We call it unconditional love[3] – love that will not let go – love that would die for us.
A young father holds his newly born daughter in his arms and out of some vastness he didn’t even know was there deep within him, he says, ‘I’d die for you’.  A middle aged couple, for whom love has arrived surprisingly, in the autumn of their lives; without any reserve in their hearts, promise to love in good times and in bad, in sickness and in health, loving each other all the days of their lives.  A woman holds the hand of her terminally ill friend and says, “You know, I’m here for you, I’m not going away.”  Love that will not let go – love that would die for us.
We call it unconditional love.  Often it seems a beyond-our-reach ideal –almost frighteningly impossible; and yet, we each have these moments of unconditional love: moments in which we open ourselves unreservedly to another and commit ourselves totally to the other’s well-being.  We often reach for ‘laying down our life’ language to express what, at the moment, seems so clear and undeniable to us.  Unconditional love means everything – and forever.

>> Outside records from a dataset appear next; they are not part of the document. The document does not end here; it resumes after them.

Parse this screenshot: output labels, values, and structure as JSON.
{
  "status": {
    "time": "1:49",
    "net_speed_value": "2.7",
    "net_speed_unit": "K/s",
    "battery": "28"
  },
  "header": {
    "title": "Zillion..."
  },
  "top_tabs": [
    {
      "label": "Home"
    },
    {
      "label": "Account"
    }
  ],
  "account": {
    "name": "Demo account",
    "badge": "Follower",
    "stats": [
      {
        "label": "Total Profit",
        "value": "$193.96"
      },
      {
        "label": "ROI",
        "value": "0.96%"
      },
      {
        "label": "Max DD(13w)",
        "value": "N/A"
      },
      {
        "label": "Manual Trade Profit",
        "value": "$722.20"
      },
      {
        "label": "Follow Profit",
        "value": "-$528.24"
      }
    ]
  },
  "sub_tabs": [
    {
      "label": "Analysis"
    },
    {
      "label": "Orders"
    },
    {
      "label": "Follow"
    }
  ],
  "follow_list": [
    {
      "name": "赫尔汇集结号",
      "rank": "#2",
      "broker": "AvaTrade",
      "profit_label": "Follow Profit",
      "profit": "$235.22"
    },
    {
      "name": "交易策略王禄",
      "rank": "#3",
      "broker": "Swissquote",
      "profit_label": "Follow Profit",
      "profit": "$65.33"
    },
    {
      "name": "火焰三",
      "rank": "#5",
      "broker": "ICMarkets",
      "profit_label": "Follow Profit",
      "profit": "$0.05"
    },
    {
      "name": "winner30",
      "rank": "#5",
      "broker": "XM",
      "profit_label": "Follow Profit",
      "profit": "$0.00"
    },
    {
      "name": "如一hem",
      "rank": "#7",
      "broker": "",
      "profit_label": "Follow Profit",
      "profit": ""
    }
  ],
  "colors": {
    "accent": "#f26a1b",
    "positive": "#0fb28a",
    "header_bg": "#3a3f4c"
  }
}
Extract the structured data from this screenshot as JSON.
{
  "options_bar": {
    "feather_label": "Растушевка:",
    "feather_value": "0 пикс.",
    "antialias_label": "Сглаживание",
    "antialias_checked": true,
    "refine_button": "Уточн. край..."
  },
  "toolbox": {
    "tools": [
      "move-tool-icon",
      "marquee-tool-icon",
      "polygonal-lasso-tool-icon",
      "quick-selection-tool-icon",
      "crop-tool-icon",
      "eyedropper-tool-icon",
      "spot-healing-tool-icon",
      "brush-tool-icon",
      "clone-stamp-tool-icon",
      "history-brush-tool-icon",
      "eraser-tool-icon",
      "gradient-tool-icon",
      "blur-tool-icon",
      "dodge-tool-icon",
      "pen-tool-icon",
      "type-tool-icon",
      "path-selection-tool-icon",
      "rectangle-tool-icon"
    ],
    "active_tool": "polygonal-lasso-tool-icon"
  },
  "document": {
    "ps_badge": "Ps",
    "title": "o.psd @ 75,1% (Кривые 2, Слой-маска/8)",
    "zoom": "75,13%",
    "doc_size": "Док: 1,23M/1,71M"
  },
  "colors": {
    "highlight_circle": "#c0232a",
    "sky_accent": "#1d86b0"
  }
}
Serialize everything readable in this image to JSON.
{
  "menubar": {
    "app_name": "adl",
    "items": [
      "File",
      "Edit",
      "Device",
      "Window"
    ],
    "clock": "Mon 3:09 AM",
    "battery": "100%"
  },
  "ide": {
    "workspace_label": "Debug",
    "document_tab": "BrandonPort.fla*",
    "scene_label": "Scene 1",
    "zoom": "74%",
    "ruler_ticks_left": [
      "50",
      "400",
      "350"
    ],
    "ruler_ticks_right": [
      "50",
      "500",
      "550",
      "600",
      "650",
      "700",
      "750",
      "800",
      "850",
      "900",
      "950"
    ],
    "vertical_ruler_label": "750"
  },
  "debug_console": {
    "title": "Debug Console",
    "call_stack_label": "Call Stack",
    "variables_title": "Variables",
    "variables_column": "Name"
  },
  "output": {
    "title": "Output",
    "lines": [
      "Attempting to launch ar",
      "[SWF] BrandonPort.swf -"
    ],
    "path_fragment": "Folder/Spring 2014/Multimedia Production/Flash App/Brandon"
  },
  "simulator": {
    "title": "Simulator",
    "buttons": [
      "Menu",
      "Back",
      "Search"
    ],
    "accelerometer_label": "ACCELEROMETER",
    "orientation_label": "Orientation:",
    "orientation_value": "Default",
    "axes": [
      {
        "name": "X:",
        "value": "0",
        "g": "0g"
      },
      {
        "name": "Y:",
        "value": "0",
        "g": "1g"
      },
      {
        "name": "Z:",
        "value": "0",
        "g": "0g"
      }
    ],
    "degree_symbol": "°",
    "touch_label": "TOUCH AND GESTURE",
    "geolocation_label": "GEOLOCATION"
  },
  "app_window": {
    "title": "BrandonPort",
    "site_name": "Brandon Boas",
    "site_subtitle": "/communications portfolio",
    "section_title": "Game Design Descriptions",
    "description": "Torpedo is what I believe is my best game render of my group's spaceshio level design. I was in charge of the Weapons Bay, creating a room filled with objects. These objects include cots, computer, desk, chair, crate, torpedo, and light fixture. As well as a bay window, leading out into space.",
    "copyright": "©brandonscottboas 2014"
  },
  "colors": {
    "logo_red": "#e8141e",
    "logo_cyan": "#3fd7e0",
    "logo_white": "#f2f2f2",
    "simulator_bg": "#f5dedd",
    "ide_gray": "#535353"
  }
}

Of course, it may be difficult to make good on these passion-filled outbursts of love.  In the rough and tumble of day-in day-out living, many conditions arrive.  Our absolute statements of ‘all and forever’ begin to be peppered by conditional clauses, “if you don’t … then I won’t .. I can’t, because….  We are a combination of the unconditional and the conditioned.  We have preferences, cautions, habits and needs.  More often than not, our unconditional ideal is that ‘irresistible force’ meeting the ‘immovable object’ of our conditioned reality.  However, even in this less than ideal state, few of us would think that our failure to achieve one hundred percent ‘unconditionality’ refutes or rejects those wonderful visionary moments when we declare our love ‘for all the days of my life’ and ‘till death do us part’.  For yes, when we said them – when we made those declarations - there was deep truth in them.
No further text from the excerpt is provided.